Hello,
I am experiencing trouble with NRF9160 chips that get stuck after typically 1 to 2 days of operation. This happens on all 6 boards that I have available. I'll describe the software architecture in brief:
- Thread 1 is communicating with an external microcontroller (mainly retrieving data every 15 minutes)
- Thread 2 is uploading this data via an LTE connection (to be more specific, MQTT-SN to thingstream portal).
- Thread 3 is driving an e-ink display, implemented as a message queue that receives events from thread 1 and 2.
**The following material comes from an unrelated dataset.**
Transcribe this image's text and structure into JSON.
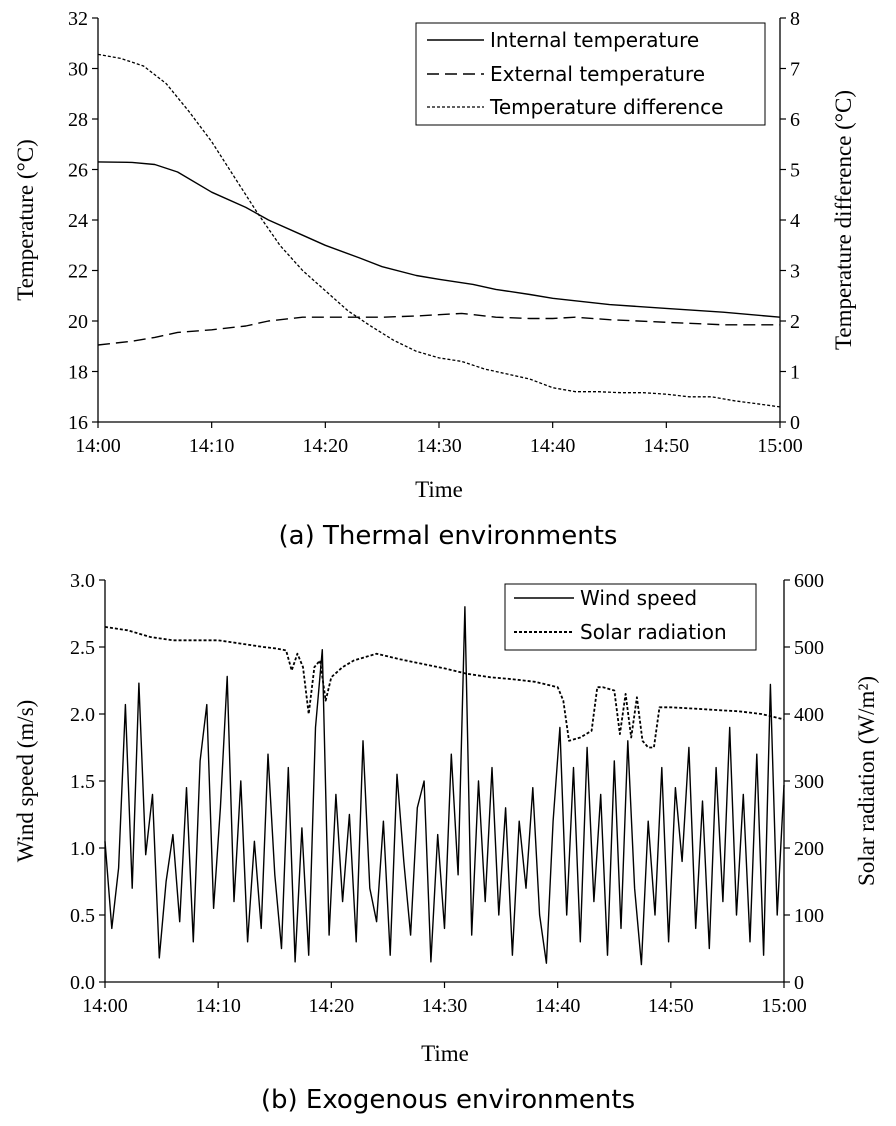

The observation is that the NRF9160 just stops doing anything. I have put all 3 threads under watchdog control, and verified that the watchdog is working fine when a thread is indeed stuck. I am also outputting logs via the console, from the 3 threads. All threads stop at the same time as far as I can tell. For testing, I have also added in thread 3 a toggling of 1 GPIO pin, even that toggling also comes to a halt. There is barely any synchronization between the 3 threads (i.e. mutexes, semaphores), and I can't imagine that threads would get stuck on that. Even if they would get stuck, that would never hold for all 3 threads, and i would also expect the watchdog to kick in eventually. I have also increased the stack, verified free heap memory, ... all seems OK from a firmware point of view.
I measured the reset pin and the voltage: they are both as expected. So my suspicion is that the NRF is brought into reset and not coming out of that. What could be the root cause for this?
Worth to mention that the NRF reset pin was pulled high to 3.3V by a 10kOhm, which was a schematic fault, and I removed the pull-ups. I have read other threads on devzone that clearly indicate that this is problematic but not sure if this mistake could really cause some damage leading to the observed behavior.
I have not yet tried to disable threads or increase the "work load" of the system to verify if those can influence the occurence of the issue. That's probably my next step for the weekend.
Any suggestions on what we could measure to verify that the NRF is in reset (or not) would be very welcome.